Opera pop con sonido andino
Musicalmente, la obra está cerca de una suerte de ópera pop con sonidos andinos, por la fuerza musical de su banda y esa interpretación que lo acerca más al fraseo de un cantante de rock. Con un espíritu vital, el cantautor repasó en su totalidad Taki Ongoy , nombre que recuerda al movimiento de liberación indígena de 1560. Si bien esta reconstrucción puede no sonar tan novedosa en la actualidad, hay que decir que las comunidades originarias sobrevivientes siguen siendo perseguidas en vez de respetadas. En ese sentido, la vigencia política de la obra de Heredia es incuestionable.

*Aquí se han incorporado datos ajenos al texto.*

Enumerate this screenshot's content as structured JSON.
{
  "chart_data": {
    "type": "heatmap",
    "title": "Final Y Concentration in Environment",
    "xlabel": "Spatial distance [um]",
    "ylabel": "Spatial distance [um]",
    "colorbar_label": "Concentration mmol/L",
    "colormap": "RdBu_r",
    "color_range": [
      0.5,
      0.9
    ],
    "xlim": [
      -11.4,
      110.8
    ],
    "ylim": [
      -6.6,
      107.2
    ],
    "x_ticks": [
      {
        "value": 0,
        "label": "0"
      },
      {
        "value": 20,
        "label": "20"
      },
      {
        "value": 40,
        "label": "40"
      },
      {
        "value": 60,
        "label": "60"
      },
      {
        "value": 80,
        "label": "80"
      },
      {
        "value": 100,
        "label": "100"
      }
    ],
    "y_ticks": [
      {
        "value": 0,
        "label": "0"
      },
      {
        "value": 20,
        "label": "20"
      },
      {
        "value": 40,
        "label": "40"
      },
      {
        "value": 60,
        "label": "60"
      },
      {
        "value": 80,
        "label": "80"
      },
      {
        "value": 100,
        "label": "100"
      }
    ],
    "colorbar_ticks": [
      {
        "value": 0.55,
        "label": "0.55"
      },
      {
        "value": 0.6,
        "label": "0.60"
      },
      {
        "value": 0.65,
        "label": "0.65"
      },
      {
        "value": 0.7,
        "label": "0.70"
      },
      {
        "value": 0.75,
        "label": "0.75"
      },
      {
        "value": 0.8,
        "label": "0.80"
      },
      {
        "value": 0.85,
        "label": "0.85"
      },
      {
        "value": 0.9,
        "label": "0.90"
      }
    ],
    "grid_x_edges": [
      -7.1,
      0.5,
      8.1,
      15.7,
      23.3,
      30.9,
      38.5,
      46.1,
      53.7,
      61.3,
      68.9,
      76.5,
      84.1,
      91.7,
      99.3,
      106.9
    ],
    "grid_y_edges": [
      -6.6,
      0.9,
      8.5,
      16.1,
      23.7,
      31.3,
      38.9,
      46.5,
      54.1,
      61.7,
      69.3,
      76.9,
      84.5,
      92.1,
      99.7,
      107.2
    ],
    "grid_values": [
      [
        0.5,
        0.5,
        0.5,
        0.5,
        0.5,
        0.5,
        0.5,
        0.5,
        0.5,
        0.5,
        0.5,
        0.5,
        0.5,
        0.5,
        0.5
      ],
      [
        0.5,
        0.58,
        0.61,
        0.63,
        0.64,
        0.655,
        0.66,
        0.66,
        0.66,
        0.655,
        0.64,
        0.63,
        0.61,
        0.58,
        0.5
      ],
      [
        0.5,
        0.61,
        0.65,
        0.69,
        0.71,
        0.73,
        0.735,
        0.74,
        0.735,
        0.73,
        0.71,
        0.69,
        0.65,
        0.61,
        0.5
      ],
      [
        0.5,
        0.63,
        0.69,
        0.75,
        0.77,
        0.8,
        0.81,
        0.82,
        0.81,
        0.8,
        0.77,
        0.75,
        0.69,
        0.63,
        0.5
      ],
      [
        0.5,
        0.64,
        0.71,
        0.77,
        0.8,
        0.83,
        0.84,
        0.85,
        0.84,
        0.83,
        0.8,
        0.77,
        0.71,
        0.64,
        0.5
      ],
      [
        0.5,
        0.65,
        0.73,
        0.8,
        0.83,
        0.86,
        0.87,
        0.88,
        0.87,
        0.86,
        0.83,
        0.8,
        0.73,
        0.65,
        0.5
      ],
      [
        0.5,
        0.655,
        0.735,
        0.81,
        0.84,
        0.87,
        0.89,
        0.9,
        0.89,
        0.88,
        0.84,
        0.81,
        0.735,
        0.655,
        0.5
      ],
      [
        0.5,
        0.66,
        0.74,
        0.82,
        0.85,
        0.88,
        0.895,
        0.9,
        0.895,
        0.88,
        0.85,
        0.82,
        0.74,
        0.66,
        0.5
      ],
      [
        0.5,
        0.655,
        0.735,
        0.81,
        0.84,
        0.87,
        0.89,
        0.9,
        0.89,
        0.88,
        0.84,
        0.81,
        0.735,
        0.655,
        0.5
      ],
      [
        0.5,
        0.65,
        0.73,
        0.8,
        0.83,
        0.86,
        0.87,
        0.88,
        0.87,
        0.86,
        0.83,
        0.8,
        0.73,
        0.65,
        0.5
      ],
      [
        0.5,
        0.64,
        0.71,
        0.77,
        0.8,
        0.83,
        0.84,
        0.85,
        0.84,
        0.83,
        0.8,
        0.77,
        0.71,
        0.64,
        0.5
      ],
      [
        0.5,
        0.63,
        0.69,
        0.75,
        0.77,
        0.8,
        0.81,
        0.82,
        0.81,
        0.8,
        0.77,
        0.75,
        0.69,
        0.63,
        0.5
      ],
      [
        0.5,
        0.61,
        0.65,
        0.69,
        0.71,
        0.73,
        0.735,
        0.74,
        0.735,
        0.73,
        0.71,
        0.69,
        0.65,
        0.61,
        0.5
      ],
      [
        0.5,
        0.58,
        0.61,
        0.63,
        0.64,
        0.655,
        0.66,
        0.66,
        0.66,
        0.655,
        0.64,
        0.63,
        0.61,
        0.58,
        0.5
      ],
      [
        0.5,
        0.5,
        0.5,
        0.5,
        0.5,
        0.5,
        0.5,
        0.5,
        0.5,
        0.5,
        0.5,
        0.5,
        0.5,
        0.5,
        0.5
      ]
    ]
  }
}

En el concierto, el cantautor tuvo una puesta visual importante, con una pantalla gigante donde se proyectaban imágenes alusivas, así como el acompañamiento de un coro, y también la presencia, casi al final del concierto, de grupos provenientes de la comunidades colla, charrúa, qom, pilagá, huarpe y mapuche, que despertaron una de las mayores ovaciones de la noche.
Conmocionante y estremecedor en varios de sus párrafos, el músico dejó que fueran las canciones las que hablaran y recordaran a los personajes, como Manco Inca, Túpac Amaru, Atahualpa y don Juan Chelemín, quienes se sublevaron ante la conquista española de la espada y la cruz, encarnada en personajes incluidos en la obra, como Francisco Pizarro y el sacerdote Valverde.
Con el tiempo, muchos de los temas que forman parte de la obra se transformaron en hitos de su carrera, como "Encuentro en Cajamarca" o "Taki Ongoy 2". Otros son pequeños faros luminosos sobre la historia como "Muerte de Atahualpa" o "Tierra sin memoria". Al final, la pregunta de Taki Ongoy vuelve a interrogar directamente a los espectadores: "¿Qué hubiéramos sido si hubiéramos podido ser en toda nuestra plenitud?".